For this section, your project is to deeply explore fairness and impact by creating a story and review about one AI system that affects real people.
Start by choosing a situation where AI could influence people differently. It might be AI used to pick students for a special program, to recommend news and videos to teenagers, to help doctors sort patients by urgency, or to score job applications. On paper or in a document, write a story of one to two pages from the point of view of at least two different characters who are affected by this system. Show what the AI does in their lives, what they like about it, and what feels worrying or unfair.
When your story is finished, add three short sections on a new page. Title the first section “Possible Unfairness” and list at least three ways the AI might treat people differently—for example, because of biased data, language differences, or unequal access to devices. Title the second section “Questions for Designers” and write at least five questions you would want to ask the people who built this AI, such as what data they trained it on, whether they tested it on different groups, and whether people are allowed to appeal decisions. Title the third section “Changes to Make It Fairer” and suggest at least three changes that could reduce unfairness, like collecting more balanced data, requiring human review for important decisions, or providing clear explanations to users.
If you have access to Hackidemia’s speech-to-text tools, you can turn part of your story into an audio experiment. Visit: https://hackidemia.com/
Read the same paragraph of your story out loud in two different ways: once in your normal voice and once with a different speed or accent. Compare how accurately the system transcribes each version. Notice whether it handles some ways of speaking better than others. Then, add a short paragraph to your “Possible Unfairness” section about how speech recognition AI might accidentally favor some speakers over others, and what could be done about that.

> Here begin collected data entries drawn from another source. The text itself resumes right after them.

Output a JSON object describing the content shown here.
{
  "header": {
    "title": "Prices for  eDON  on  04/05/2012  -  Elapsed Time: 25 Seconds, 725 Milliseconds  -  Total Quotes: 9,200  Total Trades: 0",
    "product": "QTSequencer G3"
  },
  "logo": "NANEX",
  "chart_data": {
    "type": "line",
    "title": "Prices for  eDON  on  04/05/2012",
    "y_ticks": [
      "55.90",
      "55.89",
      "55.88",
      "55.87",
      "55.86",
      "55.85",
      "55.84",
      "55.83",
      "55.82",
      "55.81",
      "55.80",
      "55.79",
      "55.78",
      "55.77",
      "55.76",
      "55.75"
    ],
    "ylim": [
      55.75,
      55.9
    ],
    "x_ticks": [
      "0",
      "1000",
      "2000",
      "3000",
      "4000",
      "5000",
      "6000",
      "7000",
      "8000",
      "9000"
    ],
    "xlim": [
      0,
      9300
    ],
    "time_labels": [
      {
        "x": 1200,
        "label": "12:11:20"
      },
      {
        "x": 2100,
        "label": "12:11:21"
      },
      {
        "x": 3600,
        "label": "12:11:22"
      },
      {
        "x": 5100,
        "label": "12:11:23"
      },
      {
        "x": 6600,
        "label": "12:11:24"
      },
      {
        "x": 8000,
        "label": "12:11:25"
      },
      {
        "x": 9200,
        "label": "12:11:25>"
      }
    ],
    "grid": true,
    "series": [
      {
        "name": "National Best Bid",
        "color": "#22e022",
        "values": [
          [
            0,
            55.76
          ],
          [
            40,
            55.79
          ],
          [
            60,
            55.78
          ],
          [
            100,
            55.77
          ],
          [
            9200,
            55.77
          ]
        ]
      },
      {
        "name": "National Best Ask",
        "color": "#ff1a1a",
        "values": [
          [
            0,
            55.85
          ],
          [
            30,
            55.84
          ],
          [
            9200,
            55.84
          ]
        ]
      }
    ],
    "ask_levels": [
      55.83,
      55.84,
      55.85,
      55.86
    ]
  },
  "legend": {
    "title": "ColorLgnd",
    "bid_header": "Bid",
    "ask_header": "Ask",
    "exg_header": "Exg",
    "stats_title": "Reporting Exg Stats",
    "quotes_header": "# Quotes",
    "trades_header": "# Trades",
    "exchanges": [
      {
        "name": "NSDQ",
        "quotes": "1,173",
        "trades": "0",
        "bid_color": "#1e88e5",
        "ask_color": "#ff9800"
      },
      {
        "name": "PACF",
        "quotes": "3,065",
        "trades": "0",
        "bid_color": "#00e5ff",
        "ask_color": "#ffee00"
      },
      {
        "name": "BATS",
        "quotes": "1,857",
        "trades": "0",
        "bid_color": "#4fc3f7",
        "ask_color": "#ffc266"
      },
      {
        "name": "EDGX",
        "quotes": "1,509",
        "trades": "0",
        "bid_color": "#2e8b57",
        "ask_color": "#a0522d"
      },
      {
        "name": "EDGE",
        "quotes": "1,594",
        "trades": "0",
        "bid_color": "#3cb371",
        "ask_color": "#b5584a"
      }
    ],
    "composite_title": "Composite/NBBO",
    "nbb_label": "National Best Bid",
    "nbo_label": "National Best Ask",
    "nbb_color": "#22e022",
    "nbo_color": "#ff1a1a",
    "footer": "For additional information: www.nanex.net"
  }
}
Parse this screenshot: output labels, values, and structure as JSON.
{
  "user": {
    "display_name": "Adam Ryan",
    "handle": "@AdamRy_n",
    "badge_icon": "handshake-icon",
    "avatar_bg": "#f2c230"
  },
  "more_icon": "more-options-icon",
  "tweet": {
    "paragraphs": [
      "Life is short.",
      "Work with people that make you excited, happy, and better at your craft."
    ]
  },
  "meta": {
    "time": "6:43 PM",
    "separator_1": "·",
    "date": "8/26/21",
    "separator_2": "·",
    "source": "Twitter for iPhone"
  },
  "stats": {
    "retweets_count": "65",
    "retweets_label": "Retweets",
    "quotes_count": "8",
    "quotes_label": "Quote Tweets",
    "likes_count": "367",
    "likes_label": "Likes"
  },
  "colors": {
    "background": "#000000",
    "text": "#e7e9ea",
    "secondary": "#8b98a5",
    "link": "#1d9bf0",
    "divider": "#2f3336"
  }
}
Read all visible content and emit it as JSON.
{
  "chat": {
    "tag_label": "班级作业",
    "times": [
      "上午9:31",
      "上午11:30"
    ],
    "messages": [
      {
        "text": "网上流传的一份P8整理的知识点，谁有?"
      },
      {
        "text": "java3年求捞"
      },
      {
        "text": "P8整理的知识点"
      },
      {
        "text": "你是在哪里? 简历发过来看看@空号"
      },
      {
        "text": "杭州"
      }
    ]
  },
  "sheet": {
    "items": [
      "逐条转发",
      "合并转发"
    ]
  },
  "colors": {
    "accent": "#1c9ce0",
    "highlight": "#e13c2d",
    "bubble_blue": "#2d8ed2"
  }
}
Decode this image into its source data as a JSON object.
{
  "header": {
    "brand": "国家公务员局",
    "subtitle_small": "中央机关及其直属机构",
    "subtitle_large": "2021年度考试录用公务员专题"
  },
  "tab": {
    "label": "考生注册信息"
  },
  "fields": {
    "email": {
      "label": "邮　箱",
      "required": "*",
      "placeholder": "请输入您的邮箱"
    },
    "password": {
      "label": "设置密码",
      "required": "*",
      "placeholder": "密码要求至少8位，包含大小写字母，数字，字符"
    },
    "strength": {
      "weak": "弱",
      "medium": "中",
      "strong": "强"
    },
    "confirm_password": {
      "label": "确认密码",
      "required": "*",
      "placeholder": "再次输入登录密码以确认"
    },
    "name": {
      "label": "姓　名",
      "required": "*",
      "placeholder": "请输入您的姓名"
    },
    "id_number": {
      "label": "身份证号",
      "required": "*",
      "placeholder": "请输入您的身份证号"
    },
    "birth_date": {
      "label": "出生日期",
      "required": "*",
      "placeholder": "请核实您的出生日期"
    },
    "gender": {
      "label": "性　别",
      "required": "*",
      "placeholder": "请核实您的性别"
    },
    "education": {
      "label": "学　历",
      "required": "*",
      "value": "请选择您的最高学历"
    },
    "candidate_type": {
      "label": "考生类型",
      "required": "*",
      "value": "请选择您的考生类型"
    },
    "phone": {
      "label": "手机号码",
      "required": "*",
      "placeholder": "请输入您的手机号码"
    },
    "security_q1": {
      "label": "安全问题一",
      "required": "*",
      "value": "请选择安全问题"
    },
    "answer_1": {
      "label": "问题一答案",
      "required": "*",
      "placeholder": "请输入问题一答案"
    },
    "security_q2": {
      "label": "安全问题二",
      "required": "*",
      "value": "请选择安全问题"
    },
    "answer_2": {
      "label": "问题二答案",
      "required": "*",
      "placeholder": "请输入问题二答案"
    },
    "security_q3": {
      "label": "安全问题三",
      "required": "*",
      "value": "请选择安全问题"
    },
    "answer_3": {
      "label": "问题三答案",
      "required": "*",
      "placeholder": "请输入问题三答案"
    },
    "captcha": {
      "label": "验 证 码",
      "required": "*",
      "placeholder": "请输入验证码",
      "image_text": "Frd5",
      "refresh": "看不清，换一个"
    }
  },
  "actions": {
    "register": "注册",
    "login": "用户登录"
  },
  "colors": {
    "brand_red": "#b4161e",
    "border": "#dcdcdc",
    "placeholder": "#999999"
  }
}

If you have access to Teachable Machine, you can also test fairness in a simple visual model. Use: https://teachablemachine.withgoogle.com/
Create a model that recognizes a basic hand gesture or a simple object. Then ask several people with different skin tones, hand sizes, or backgrounds to test it. Record any differences in accuracy that you see and update your “Changes to Make It Fairer” section with ideas on how to improve the model, such as collecting more diverse examples or changing the background.